3rd. We were called at 1:30 A. M. and were told we had to go on boat. Got up and dressed and Hugh and Aziz went off in pouring rain to find out particulars am found that the boat was not leaving till 8 a.m. so we went back to bed till 5:45. Had a cm of tea and went to the customs office Chad to pay a little on camera) and then went over to boat in a small boat to find that she was not leaving till noon. Mr. Mustapha, Aziz and M. Norhongati all came on board with us and were most kind. Well, we left at noon and almost immediately got into rough water and after our lunch got into our bunks and there stayed till the morning of the 3rd when the storm had abated. Almost everybody was sick. 5th Sunday – A beautiful day and everybody well again – ship quite steady. This ship - Esperance Bay is not nearly as nice as the Larg’s Bay – it was so clean and comfortable, but we must take into consideration that the Larg’s Bay had only about 180 passengers and this one has nearly 800. 6th. Had a thunderstorm through the night but it is beautiful today – quite a strong wind blowing, but the boat is quite steady. 2:30 P. M. We are just passing Malta, can see it quite plainly.

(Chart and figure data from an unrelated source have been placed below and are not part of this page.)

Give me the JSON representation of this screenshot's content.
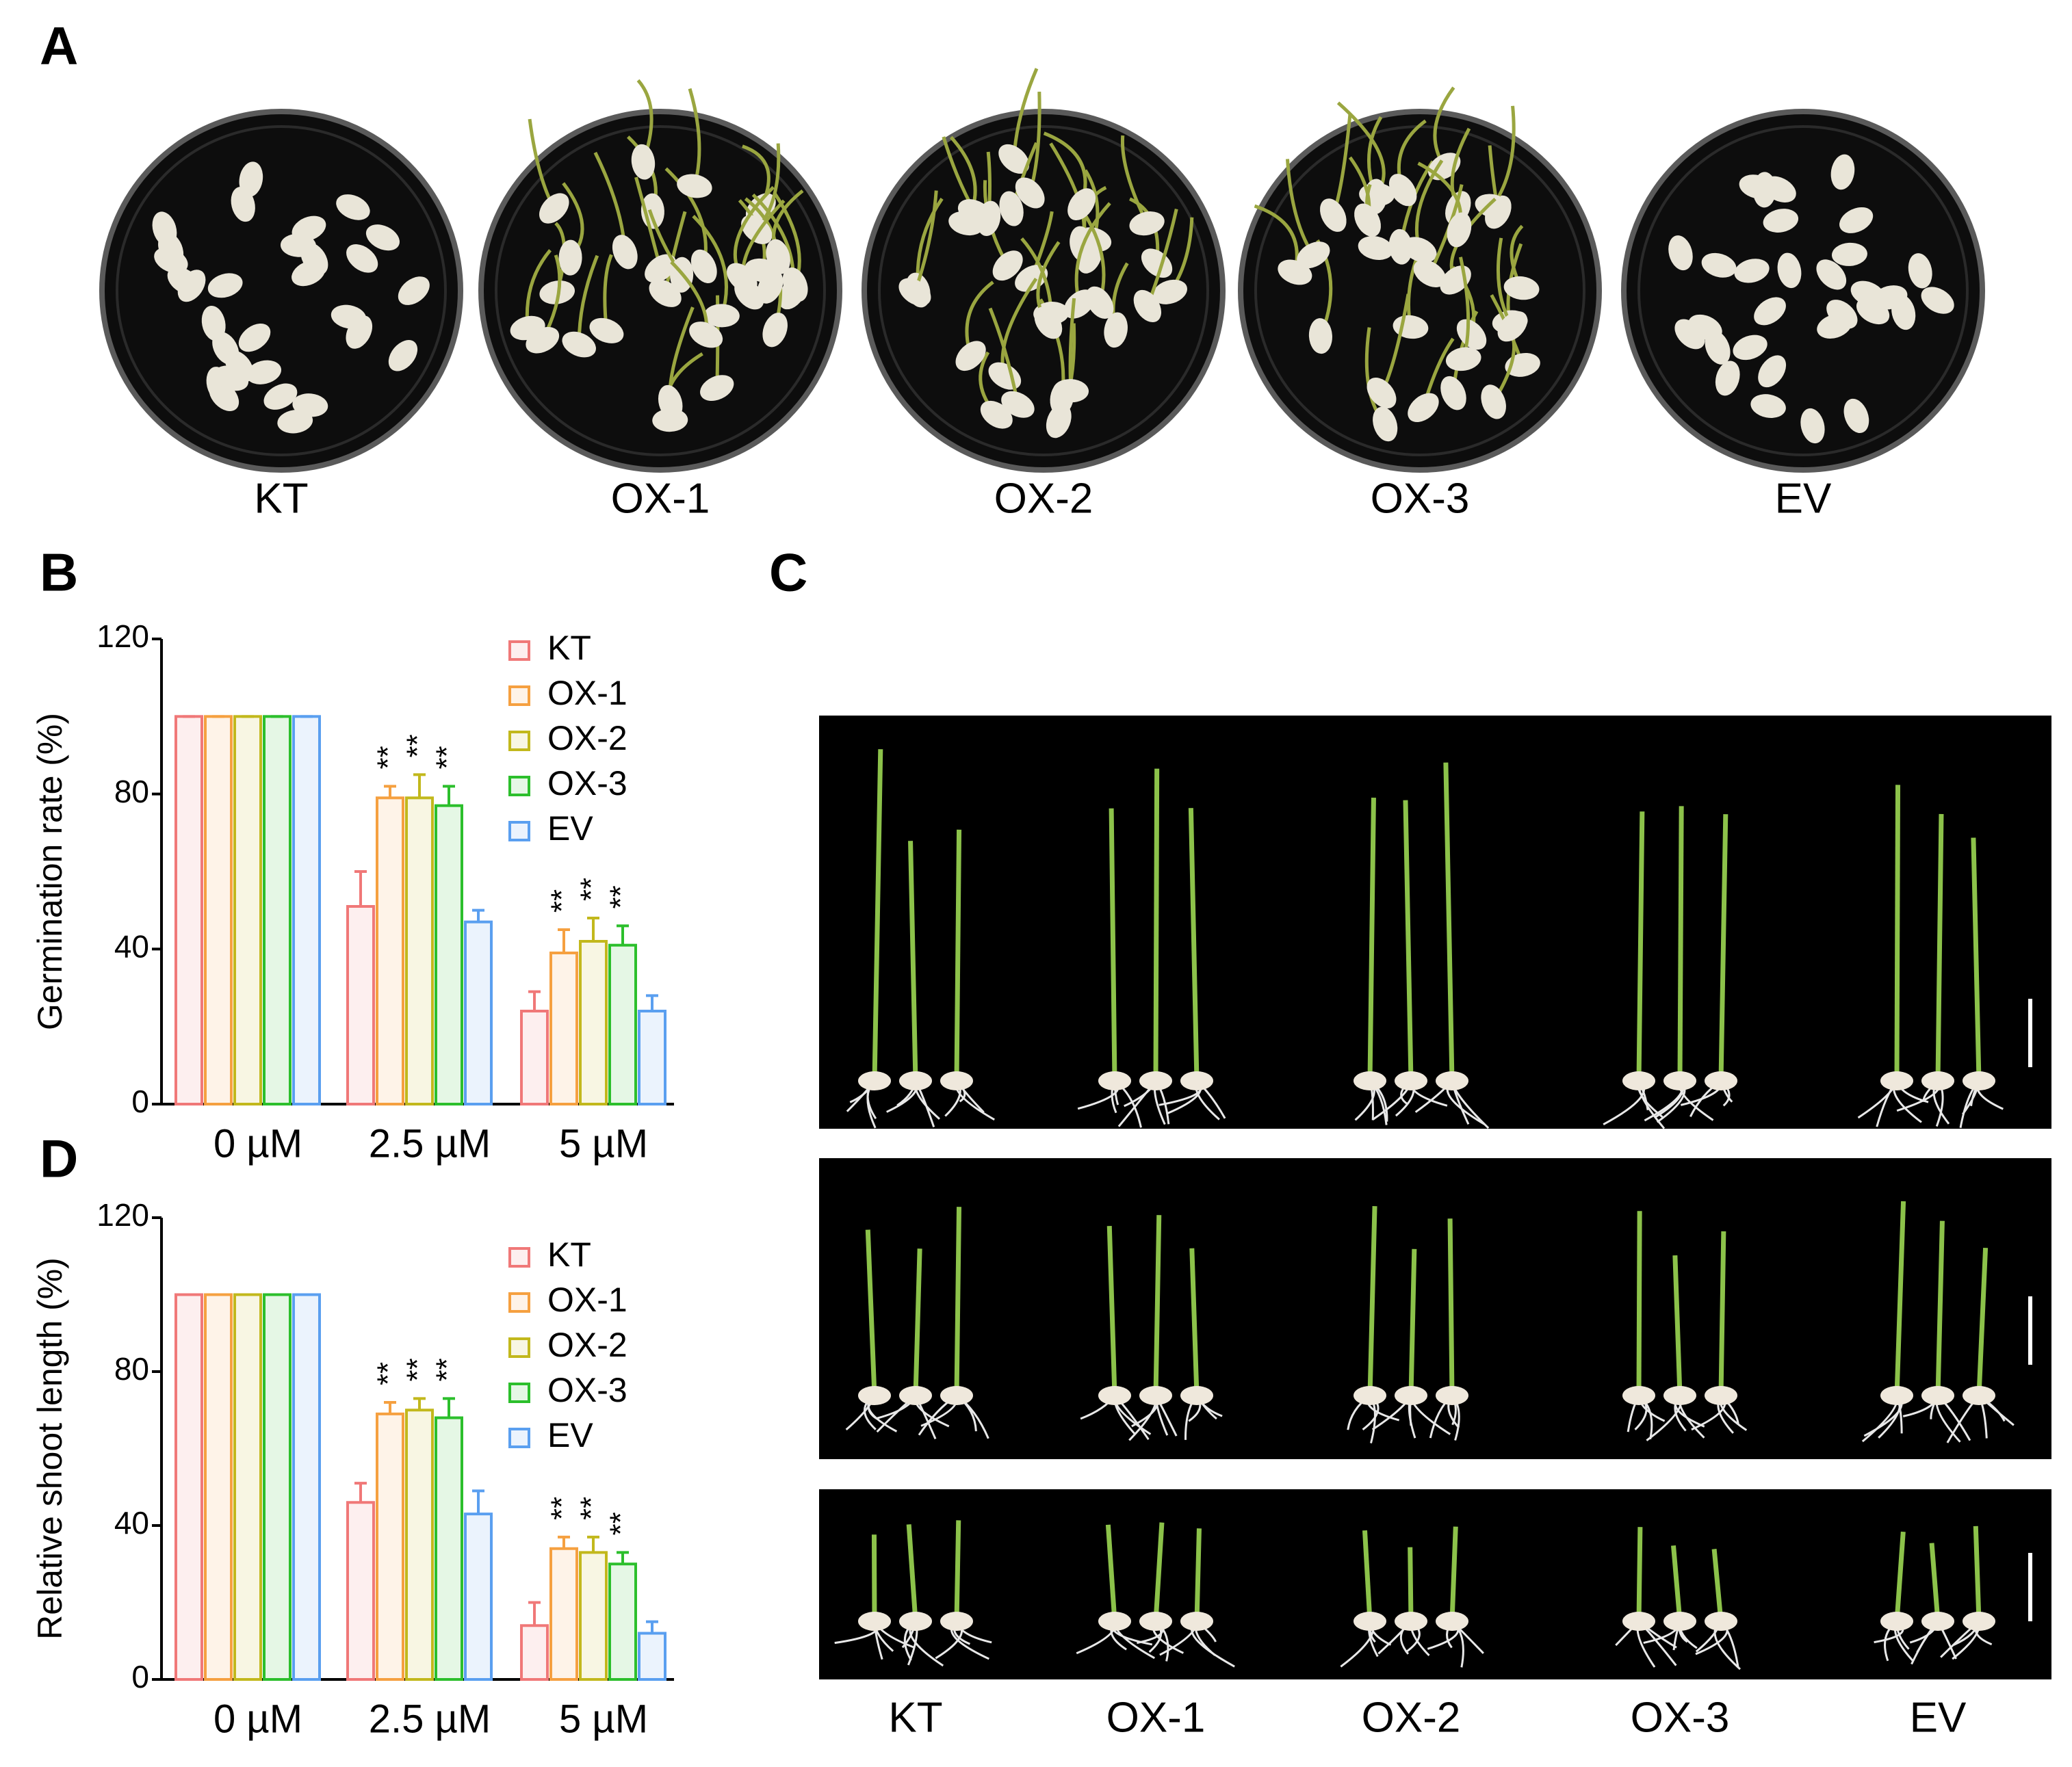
{
  "panel_a": {
    "label": "A",
    "plates": [
      "KT",
      "OX-1",
      "OX-2",
      "OX-3",
      "EV"
    ]
  },
  "panel_c": {
    "label": "C",
    "genotypes": [
      "KT",
      "OX-1",
      "OX-2",
      "OX-3",
      "EV"
    ]
  },
  "chart_data": [
    {
      "type": "bar",
      "panel_label": "B",
      "ylabel": "Germination rate (%)",
      "categories": [
        "0 µM",
        "2.5 µM",
        "5 µM"
      ],
      "series": [
        {
          "name": "KT",
          "color": "#f07878",
          "values": [
            100,
            51,
            24
          ],
          "errors": [
            0,
            9,
            5
          ],
          "significance": [
            null,
            null,
            null
          ]
        },
        {
          "name": "OX-1",
          "color": "#f5a040",
          "values": [
            100,
            79,
            39
          ],
          "errors": [
            0,
            3,
            6
          ],
          "significance": [
            null,
            "**",
            "**"
          ]
        },
        {
          "name": "OX-2",
          "color": "#c2b81c",
          "values": [
            100,
            79,
            42
          ],
          "errors": [
            0,
            6,
            6
          ],
          "significance": [
            null,
            "**",
            "**"
          ]
        },
        {
          "name": "OX-3",
          "color": "#2cbf2c",
          "values": [
            100,
            77,
            41
          ],
          "errors": [
            0,
            5,
            5
          ],
          "significance": [
            null,
            "**",
            "**"
          ]
        },
        {
          "name": "EV",
          "color": "#5a9ff0",
          "values": [
            100,
            47,
            24
          ],
          "errors": [
            0,
            3,
            4
          ],
          "significance": [
            null,
            null,
            null
          ]
        }
      ],
      "ylim": [
        0,
        120
      ],
      "yticks": [
        0,
        40,
        80,
        120
      ],
      "legend": "upper right"
    },
    {
      "type": "bar",
      "panel_label": "D",
      "ylabel": "Relative shoot length (%)",
      "categories": [
        "0 µM",
        "2.5 µM",
        "5 µM"
      ],
      "series": [
        {
          "name": "KT",
          "color": "#f07878",
          "values": [
            100,
            46,
            14
          ],
          "errors": [
            0,
            5,
            6
          ],
          "significance": [
            null,
            null,
            null
          ]
        },
        {
          "name": "OX-1",
          "color": "#f5a040",
          "values": [
            100,
            69,
            34
          ],
          "errors": [
            0,
            3,
            3
          ],
          "significance": [
            null,
            "**",
            "**"
          ]
        },
        {
          "name": "OX-2",
          "color": "#c2b81c",
          "values": [
            100,
            70,
            33
          ],
          "errors": [
            0,
            3,
            4
          ],
          "significance": [
            null,
            "**",
            "**"
          ]
        },
        {
          "name": "OX-3",
          "color": "#2cbf2c",
          "values": [
            100,
            68,
            30
          ],
          "errors": [
            0,
            5,
            3
          ],
          "significance": [
            null,
            "**",
            "**"
          ]
        },
        {
          "name": "EV",
          "color": "#5a9ff0",
          "values": [
            100,
            43,
            12
          ],
          "errors": [
            0,
            6,
            3
          ],
          "significance": [
            null,
            null,
            null
          ]
        }
      ],
      "ylim": [
        0,
        120
      ],
      "yticks": [
        0,
        40,
        80,
        120
      ],
      "legend": "upper right"
    }
  ]
}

April 11th Nothing of much importance since I wrote the above and I must finish off because a mail closes tonight. It was pretty cold in the Mediterranean, we could see snow on mountains on both the African and European coasts. We passed Gibraltar yesterday at noon and had a splendid view, as it was nice and clear. I took some snaps. We are now in the Atlantic Ocean and at present going through the Bay of Biscay. It is wonderfully calm, but a fair Ocean swell. We are due to reach Southampton early on Monday 13th Inst, so it won’t be long before we get to London now. We won’t be sorry – though we have enjoyed our trip, it has been so long, over three months since we left Auckland. With much love to everybody, to each one at meeting.